BitSet是位操作的对象，值只有0或1即false和true，内部维护了一个long数组，初始只有一个long，所以BitSet最小的size是64，当随着存储的元素越来越多，BitSet内部会动态扩充，最终内部是由N个long来存储，这些针对操作都是透明的。
用1位来表示一个数据是否出现过，0为没有出现过，1表示出现过。使用用的时候既可根据某一个是否为0表示，此数是否出现过。
一个1G的空间，有 8*1024*1024*1024=8.58*10^9bit，也就是可以表示85亿个不同的数。

该类的成员变量

/*
     * BitSets are packed into arrays of "words."  Currently a word is
     * a long, which consists of 64 bits, requiring 6 address bits.
     * The choice of word size is determined purely by performance concerns.
     */
    private final static int ADDRESS_BITS_PER_WORD = 6;
    private final static int BITS_PER_WORD = 1 << ADDRESS_BITS_PER_WORD;
    private final static int BIT_INDEX_MASK = BITS_PER_WORD - 1;

    /* Used to shift left or right for a partial word mask */
    private static final long WORD_MASK = 0xffffffffffffffffL;

    /**
     * @serialField bits long[]
     *
     * The bits in this BitSet.  The ith bit is stored in bits[i/64] at
     * bit position i % 64 (where bit position 0 refers to the least
     * significant bit and 63 refers to the most significant bit).
     */
    private static final ObjectStreamField[] serialPersistentFields = {
        new ObjectStreamField("bits", long[].class),
    };

    /**
     * The internal field corresponding to the serialField "bits".
     */
    private long[] words;

    /**
     * The number of words in the logical size of this BitSet.
     */
    private transient int wordsInUse = 0;

    /**
     * Whether the size of "words" is user-specified.  If so, we assume
     * the user knows what he's doing and try harder to preserve it.
     */
    private transient boolean sizeIsSticky = false;

    /* use serialVersionUID from JDK 1.0.2 for interoperability */
    private static final long serialVersionUID = 7997698588986878753L;

wordIndex函数,代码如下

/**
 * Given a bit index, return word index containing it.
 */
private static int wordIndex(int bitIndex) {
    return bitIndex >> ADDRESS_BITS_PER_WORD;
}

这个函数用来获取某个数在words数组中的索引，通过bitIndex右移ADDRESS_BITS_PER_WORD位,即右移6位。

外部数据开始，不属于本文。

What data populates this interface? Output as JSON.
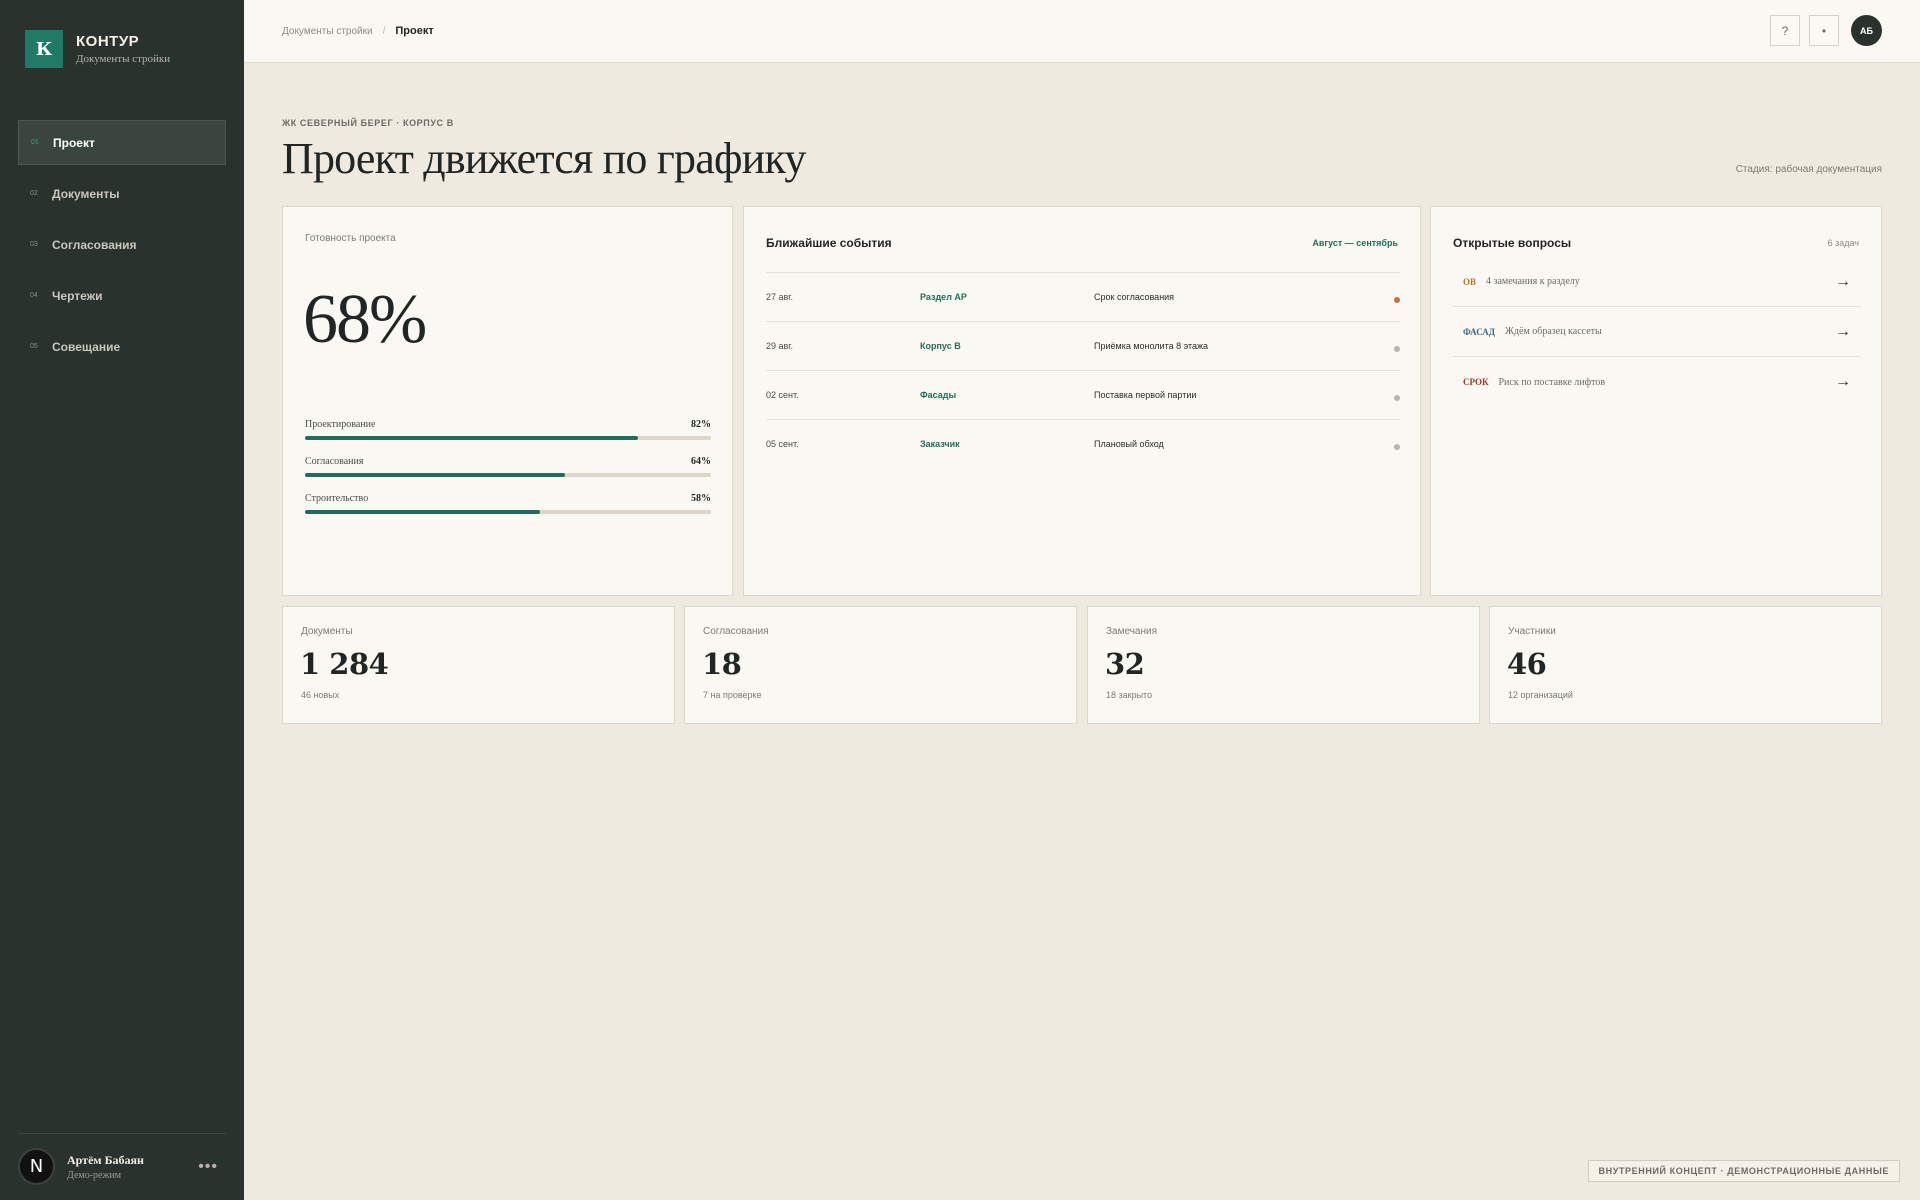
{
  "brand": {
    "logo_letter": "К",
    "name": "КОНТУР",
    "subtitle": "Документы стройки"
  },
  "nav": [
    {
      "num": "01",
      "label": "Проект",
      "active": true
    },
    {
      "num": "02",
      "label": "Документы"
    },
    {
      "num": "03",
      "label": "Согласования"
    },
    {
      "num": "04",
      "label": "Чертежи"
    },
    {
      "num": "05",
      "label": "Совещание"
    }
  ],
  "user": {
    "avatar": "N",
    "name": "Артём Бабаян",
    "role": "Демо-режим",
    "more": "•••"
  },
  "header": {
    "crumb_root": "Документы стройки",
    "crumb_sep": "/",
    "crumb_current": "Проект",
    "help": "?",
    "notify": "•",
    "avatar": "АБ"
  },
  "page": {
    "eyebrow": "ЖК СЕВЕРНЫЙ БЕРЕГ · КОРПУС B",
    "title": "Проект движется по графику",
    "stage": "Стадия: рабочая документация"
  },
  "readiness": {
    "label": "Готовность проекта",
    "value": "68%",
    "bars": [
      {
        "label": "Проектирование",
        "value": "82%",
        "fraction": 0.82
      },
      {
        "label": "Согласования",
        "value": "64%",
        "fraction": 0.64
      },
      {
        "label": "Строительство",
        "value": "58%",
        "fraction": 0.58
      }
    ]
  },
  "events": {
    "title": "Ближайшие события",
    "range": "Август — сентябрь",
    "items": [
      {
        "date": "27 авг.",
        "tag": "Раздел АР",
        "desc": "Срок согласования",
        "status": "hot"
      },
      {
        "date": "29 авг.",
        "tag": "Корпус B",
        "desc": "Приёмка монолита 8 этажа",
        "status": "normal"
      },
      {
        "date": "02 сент.",
        "tag": "Фасады",
        "desc": "Поставка первой партии",
        "status": "normal"
      },
      {
        "date": "05 сент.",
        "tag": "Заказчик",
        "desc": "Плановый обход",
        "status": "normal"
      }
    ]
  },
  "issues": {
    "title": "Открытые вопросы",
    "count": "6 задач",
    "items": [
      {
        "tag": "ОВ",
        "text": "4 замечания к разделу",
        "color": "#b0762a",
        "arrow": "→"
      },
      {
        "tag": "ФАСАД",
        "text": "Ждём образец кассеты",
        "color": "#3e6b8a",
        "arrow": "→"
      },
      {
        "tag": "СРОК",
        "text": "Риск по поставке лифтов",
        "color": "#a0392b",
        "arrow": "→"
      }
    ]
  },
  "stats": [
    {
      "label": "Документы",
      "value": "1 284",
      "sub": "46 новых"
    },
    {
      "label": "Согласования",
      "value": "18",
      "sub": "7 на проверке"
    },
    {
      "label": "Замечания",
      "value": "32",
      "sub": "18 закрыто"
    },
    {
      "label": "Участники",
      "value": "46",
      "sub": "12 организаций"
    }
  ],
  "footer_note": "ВНУТРЕННИЙ КОНЦЕПТ · ДЕМОНСТРАЦИОННЫЕ ДАННЫЕ"
}
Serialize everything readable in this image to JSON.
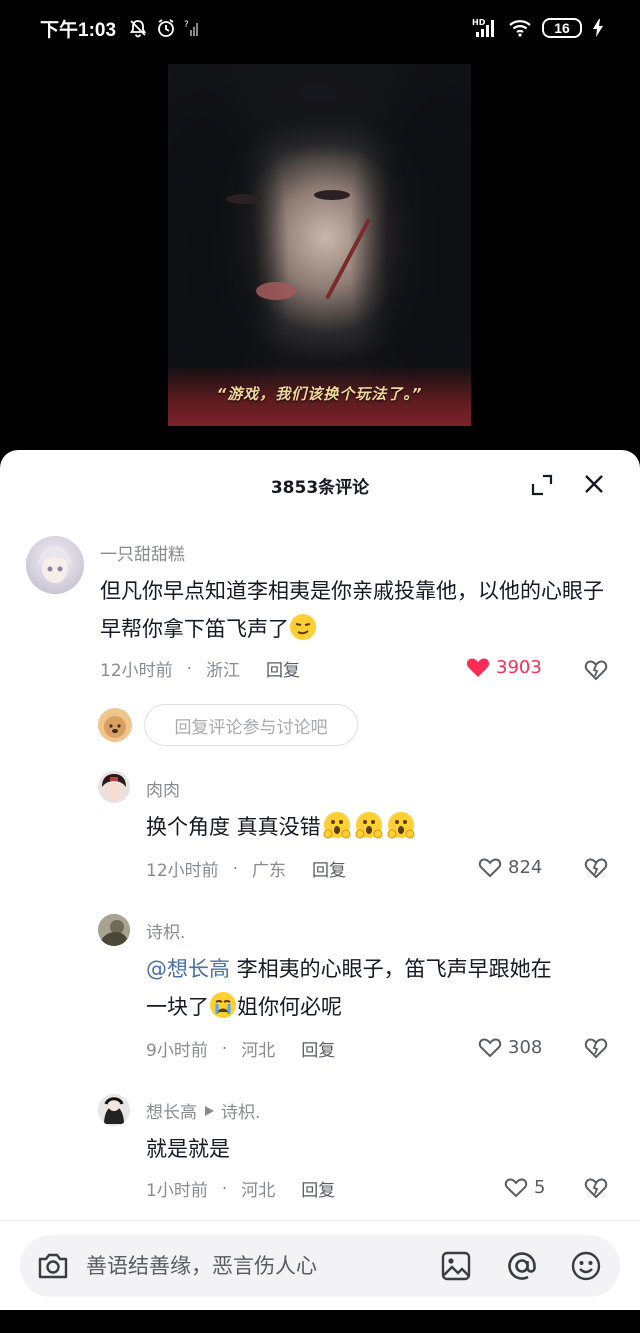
{
  "status_bar": {
    "time": "下午1:03",
    "battery": "16",
    "icons": [
      "silent-bell-icon",
      "alarm-icon",
      "sim-icon",
      "hd-signal-icon",
      "wifi-icon",
      "battery-icon",
      "charging-icon"
    ]
  },
  "video": {
    "subtitle": "“游戏，我们该换个玩法了。”"
  },
  "comments_panel": {
    "title": "3853条评论",
    "comments": [
      {
        "username": "一只甜甜糕",
        "text": "但凡你早点知道李相夷是你亲戚投靠他，以他的心眼子早帮你拿下笛飞声了",
        "time": "12小时前",
        "location": "浙江",
        "reply_label": "回复",
        "likes": "3903",
        "liked": true
      }
    ],
    "reply_prompt": "回复评论参与讨论吧",
    "replies": [
      {
        "username": "肉肉",
        "text": "换个角度 真真没错",
        "time": "12小时前",
        "location": "广东",
        "reply_label": "回复",
        "likes": "824"
      },
      {
        "username": "诗枳.",
        "mention": "@想长高",
        "text_line1": " 李相夷的心眼子，笛飞声早跟她在",
        "text_line2_a": "一块了",
        "text_line2_b": "姐你何必呢",
        "time": "9小时前",
        "location": "河北",
        "reply_label": "回复",
        "likes": "308"
      },
      {
        "username": "想长高",
        "reply_to": "诗枳.",
        "text": "就是就是",
        "time": "1小时前",
        "location": "河北",
        "reply_label": "回复",
        "likes": "5"
      }
    ]
  },
  "input": {
    "placeholder": "善语结善缘，恶言伤人心"
  },
  "colors": {
    "accent_like": "#fe2c55",
    "mention": "#4a6fa5"
  }
}
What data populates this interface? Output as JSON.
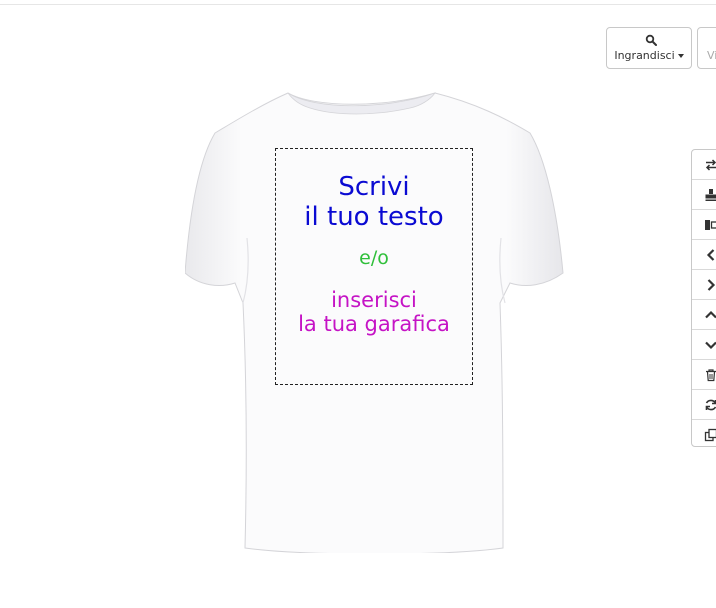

正常情况下，右移n位得到的值为原值除以2的n次方，而2的6次方是64，也就是bitIndex/64，words数组中每个元素能够代表64个数字，所以存储的值除以64来得到数组索引值，例如0到63的索引值为0,那么这64个数字划归到第一个数组元素中，64到127划归到第二个数组元素中，以此类推。

checkInvariants()函数,代码如下

重要的内部检查函数。

/**
 * Every public method must preserve these invariants.
 */
private void checkInvariants() {
    assert(wordsInUse == 0 || words[wordsInUse - 1] != 0);
    assert(wordsInUse >= 0 && wordsInUse <= words.length);
    assert(wordsInUse == words.length || words[wordsInUse] == 0);
}

这个函数用来验证当前对象的有效性。

recalculateWordsInUse()函数,代码如下

重要的内部检查函数。

/**
 * Sets the field wordsInUse to the logical size in words of the bit set.
 * WARNING:This method assumes that the number of words actually in use is
 * less than or equal to the current value of wordsInUse!
 */
private void recalculateWordsInUse() {
    // Traverse the bitset until a used word is found
    int i;
    for (i = wordsInUse-1; i >= 0; i--)
        if (words[i] != 0)
            break;

    wordsInUse = i+1; // The new logical size
}

这个函数用来计算当前已经使用了的最大数组元素个数。

初始化函数

/**
 * Creates a new bit set. All bits are initially {@code false}.
 */
public BitSet() {
   //创建一个words数组，大小为1
    initWords(BITS_PER_WORD);
    //该数组大小不限定
    sizeIsSticky = false;
}

/**
 * Creates a bit set whose initial size is large enough to explicitly
 * represent bits with indices in the range {@code 0} through
 * {@code nbits-1}. All bits are initially {@code false}.
 *
 * @param  nbits the initial size of the bit set
 * @throws NegativeArraySizeException if the specified initial size
 *         is negative
 */
public BitSet(int nbits) {
    // nbits can't be negative; size 0 is OK
    if (nbits < 0)
        throw new NegativeArraySizeException("nbits < 0: " + nbits);

    initWords(nbits);
    //该数组大小限定
    sizeIsSticky = true;
}

 /**
     * Creates a bit set using words as the internal representation.
     * The last word (if there is one) must be non-zero.
     */
    private BitSet(long[] words) {
      //将该数组赋值给BitSet对象中的words数组
        this.words = words;
      //将当前数组正在使用的最大数组索引设置为数组元素大小
        this.wordsInUse = words.length;
       //验证当前对象的合法性
        checkInvariants();
    }

两个构造函数，分别是一个指定了初始大小，一个没指定。如果没指定，我们可以看到默认的初始大小为, 2^6 = 64-1=63 bit. 我们知道java中long的大小就是8个字节，也就是8*8=64bit。也就是说，bitset默认的是一个long整形的大小。初始化函数指定了必要的大小。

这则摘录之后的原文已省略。